Le jury en a décidé autrement. Sa prof de français, Liliane Parmigiani, relate que ce qui a fait la différence, c’est sa liberté de ton par rapport au schéma scolaire: «Il a montré sa connaissance précise du texte sans s’appesantir, décrit-elle. Sa capacité de décoller est rendue dans une langue élégante, d’une simplicité rare.»

Amoureux de la science
L’absurdité de nos vies et les œuvres qu’elle a inspirées aux auteurs français figurent au centre de la dissertation d’Elias Le Boudec. A cinq mois de ses 20 ans, l’auteur a la capacité de nous emmener aux côtés de Musset sur ce terrain désolé, sans nous lâcher la main. Il finit par donner une note personnelle, faite d’espoir, sur le pouvoir apaisant de la littérature et des arts.

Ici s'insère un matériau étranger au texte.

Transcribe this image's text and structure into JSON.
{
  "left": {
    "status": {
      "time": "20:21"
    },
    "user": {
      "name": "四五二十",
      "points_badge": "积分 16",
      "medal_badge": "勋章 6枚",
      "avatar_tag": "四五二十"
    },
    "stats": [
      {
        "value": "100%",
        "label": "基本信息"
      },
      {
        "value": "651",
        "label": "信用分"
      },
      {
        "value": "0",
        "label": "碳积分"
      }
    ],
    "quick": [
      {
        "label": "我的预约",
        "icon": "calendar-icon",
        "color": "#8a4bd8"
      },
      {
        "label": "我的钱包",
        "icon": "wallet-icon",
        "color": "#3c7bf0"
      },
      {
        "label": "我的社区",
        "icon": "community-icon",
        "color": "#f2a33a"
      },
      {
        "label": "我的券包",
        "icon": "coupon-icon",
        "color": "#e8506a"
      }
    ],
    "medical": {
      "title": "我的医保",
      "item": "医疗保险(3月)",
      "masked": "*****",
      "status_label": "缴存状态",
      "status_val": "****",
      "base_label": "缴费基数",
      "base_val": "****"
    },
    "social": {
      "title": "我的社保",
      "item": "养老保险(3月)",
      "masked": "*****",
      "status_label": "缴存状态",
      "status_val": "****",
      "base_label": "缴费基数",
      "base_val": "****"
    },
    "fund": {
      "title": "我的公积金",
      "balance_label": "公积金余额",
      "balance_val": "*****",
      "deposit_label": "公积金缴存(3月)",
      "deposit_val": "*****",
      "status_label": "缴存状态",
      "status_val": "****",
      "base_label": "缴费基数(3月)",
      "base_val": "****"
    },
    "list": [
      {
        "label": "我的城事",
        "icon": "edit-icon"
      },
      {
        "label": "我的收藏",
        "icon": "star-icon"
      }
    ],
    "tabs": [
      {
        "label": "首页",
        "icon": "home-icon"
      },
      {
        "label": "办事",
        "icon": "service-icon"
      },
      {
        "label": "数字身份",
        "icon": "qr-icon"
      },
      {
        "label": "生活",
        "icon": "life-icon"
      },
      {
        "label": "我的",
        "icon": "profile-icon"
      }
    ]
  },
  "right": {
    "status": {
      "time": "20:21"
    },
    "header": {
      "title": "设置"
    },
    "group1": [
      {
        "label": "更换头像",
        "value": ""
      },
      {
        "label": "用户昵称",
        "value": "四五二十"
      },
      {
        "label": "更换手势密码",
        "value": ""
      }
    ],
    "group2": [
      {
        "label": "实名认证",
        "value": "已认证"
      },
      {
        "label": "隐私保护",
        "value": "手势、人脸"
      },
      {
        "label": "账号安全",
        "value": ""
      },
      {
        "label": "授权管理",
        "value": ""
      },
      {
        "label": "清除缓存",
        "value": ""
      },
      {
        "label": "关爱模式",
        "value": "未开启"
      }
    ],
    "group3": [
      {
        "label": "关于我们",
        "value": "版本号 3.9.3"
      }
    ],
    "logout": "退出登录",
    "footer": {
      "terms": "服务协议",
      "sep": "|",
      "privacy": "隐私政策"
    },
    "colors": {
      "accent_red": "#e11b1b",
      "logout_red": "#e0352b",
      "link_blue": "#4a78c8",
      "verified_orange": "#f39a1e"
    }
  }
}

Le jeune homme de Jouxtens-Mézery a passé les dix premières années de son cursus à l’Ecole Steiner: «L’enseignement y est moins scolaire, dit-il. Il n’y a pas de notes, ce qui nous permet de nous comparer à nous-mêmes. Cela m’a poussé à aller jusqu’au bout de mes capacités et à être créatif.»

Elias Le Boudec, de père breton et de mère suisse alémanique, est probablement un surdoué. Il a une moyenne générale de 5,5. Mais il n’a rien de la caricature. Très équilibré, en apparence pour le moins, il frappe par son aisance et sa gentillesse. A la rubrique cantonale de 24 heures, où il a passé une semaine il y a quelques années, tout le monde se souvient de lui.

«Je voulais devenir écrivain ou journaliste.» L’élève en avait le format. Mais il a décidé de consacrer son travail de maturité à la programmation informatique («une passion») et se dit davantage «amoureux de la science» aujourd’hui. Perdu pour les Lettres, il se destine désormais au génie électrique et électrotechnique. Il ira à l’EPFL travailler notamment sur les réseaux intelligents (smart grids).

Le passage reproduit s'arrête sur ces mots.